A good friend told me she’d come to my blog for her monthly fix of whatever I was mulling over, and as it turns over, there was no evidence of any mulling. Nothing. Nada. No writing for the past month. “What’s up?” she said.
Well, much has been up, but and much has been mulled, but the desire to put it down for the world to see just hasn’t been there. Even this morning, this gorgeous morning with it’s squirrel running along the fence, the rattle of the trash truck, and the small, clinking sounds of my wife rummaging around in the kitchen, even this morning I don’t have anything bubbling to the top of my thought-life that I’m all hot and bothered to blog about.
Maybe the post should be called “Hunkering Down.”
If art-making is about life, then I suppose what I’m mulling is what part of life my art-making is to be about next. Subject matter, media, forms, structures, themes…thoughts and images suggesting themselves pretty rapidly moment to moment even as I’m working on my daily life stuff. As I plan worship services, memorize lines for Man of La Mancha, and have far-ranging conversations with my son about his life with music and and friends and God, flashes of intuition assert themselves, and I see plays to direct, stories to write, and perhaps even spaces to construct and symposiums to dream up and facilitate.
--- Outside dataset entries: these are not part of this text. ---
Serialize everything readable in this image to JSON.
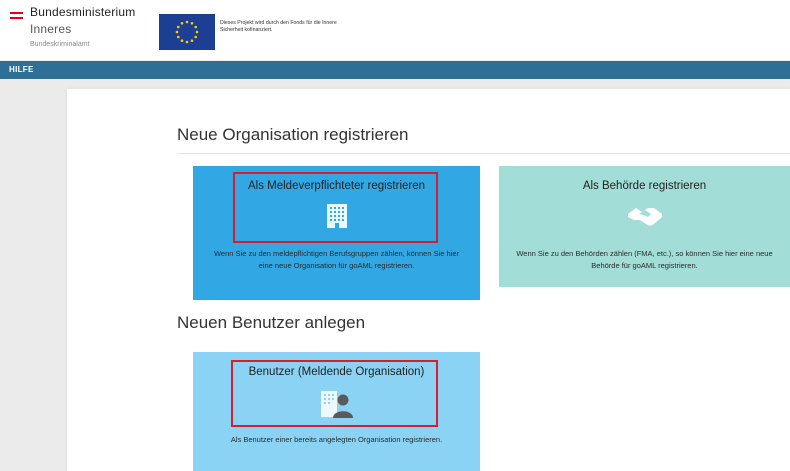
{
  "header": {
    "ministry_line1": "Bundesministerium",
    "ministry_line2": "Inneres",
    "ministry_line3": "Bundeskriminalamt",
    "eu_text": "Dieses Projekt wird durch den Fonds für die Innere Sicherheit kofinanziert."
  },
  "nav": {
    "help": "HILFE"
  },
  "sections": {
    "new_org": "Neue Organisation registrieren",
    "new_user": "Neuen Benutzer anlegen"
  },
  "cards": {
    "reporting_entity": {
      "title": "Als Meldeverpflichteter registrieren",
      "description": "Wenn Sie zu den meldepflichtigen Berufsgruppen zählen, können Sie hier eine neue Organisation für goAML registrieren.",
      "icon": "building-icon",
      "color": "#31a8e4"
    },
    "authority": {
      "title": "Als Behörde registrieren",
      "description": "Wenn Sie zu den Behörden zählen (FMA, etc.), so können Sie hier eine neue Behörde für goAML registrieren.",
      "icon": "handshake-icon",
      "color": "#a3ddd8"
    },
    "user": {
      "title": "Benutzer (Meldende Organisation)",
      "description": "Als Benutzer einer bereits angelegten Organisation registrieren.",
      "icon": "user-building-icon",
      "color": "#8ad3f4"
    }
  },
  "colors": {
    "nav_bar": "#2f6f95",
    "highlight_box": "#d81e2d",
    "austria_red": "#e2001a",
    "eu_blue": "#1c3f94"
  }
}
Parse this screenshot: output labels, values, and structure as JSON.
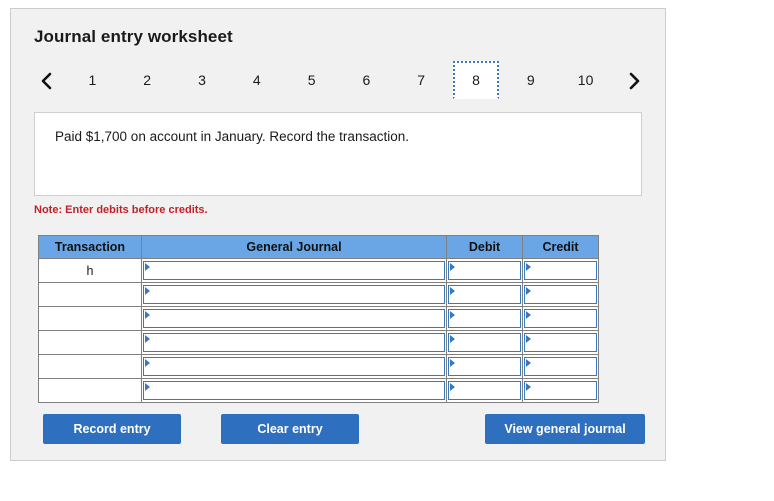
{
  "worksheet": {
    "title": "Journal entry worksheet",
    "prev_icon": "chevron-left-icon",
    "next_icon": "chevron-right-icon",
    "tabs": [
      {
        "label": "1",
        "active": false
      },
      {
        "label": "2",
        "active": false
      },
      {
        "label": "3",
        "active": false
      },
      {
        "label": "4",
        "active": false
      },
      {
        "label": "5",
        "active": false
      },
      {
        "label": "6",
        "active": false
      },
      {
        "label": "7",
        "active": false
      },
      {
        "label": "8",
        "active": true
      },
      {
        "label": "9",
        "active": false
      },
      {
        "label": "10",
        "active": false
      }
    ],
    "question": "Paid $1,700 on account in January. Record the transaction.",
    "note": "Note: Enter debits before credits."
  },
  "table": {
    "headers": [
      "Transaction",
      "General Journal",
      "Debit",
      "Credit"
    ],
    "rows": [
      {
        "transaction": "h",
        "general_journal": "",
        "debit": "",
        "credit": ""
      },
      {
        "transaction": "",
        "general_journal": "",
        "debit": "",
        "credit": ""
      },
      {
        "transaction": "",
        "general_journal": "",
        "debit": "",
        "credit": ""
      },
      {
        "transaction": "",
        "general_journal": "",
        "debit": "",
        "credit": ""
      },
      {
        "transaction": "",
        "general_journal": "",
        "debit": "",
        "credit": ""
      },
      {
        "transaction": "",
        "general_journal": "",
        "debit": "",
        "credit": ""
      }
    ]
  },
  "buttons": {
    "record": "Record entry",
    "clear": "Clear entry",
    "view": "View general journal"
  },
  "colors": {
    "button_blue": "#2f6fc0",
    "header_blue": "#6aa6e5",
    "input_border_blue": "#3a78c0",
    "note_red": "#c32027",
    "card_bg": "#f1f1f1"
  }
}
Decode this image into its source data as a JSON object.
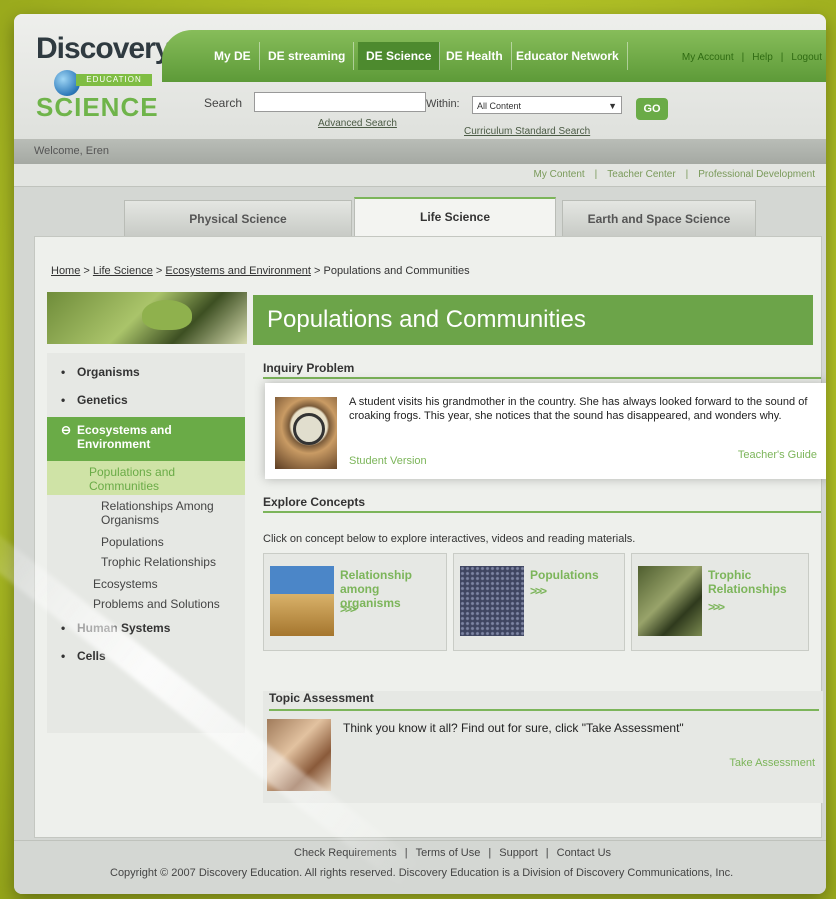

I am bit reluctant to write, perhaps, because I am unsure of the next moment. Nothing new in that…any thought of assurance of the next moment is illusion at best, but I am simply responding to an intuition that there is much writing to come, and the moment for now is to allow it to do just that. Come of its own accord, as opposed to me muscularly lifting it into the world. Again, not that there isn’t muscular work to do; there is, and will be, lots of it. Maybe I’m just talking about timing.
Anyway, here I am, inching along, offering a couple of words on a gorgeous morning for those who might like them.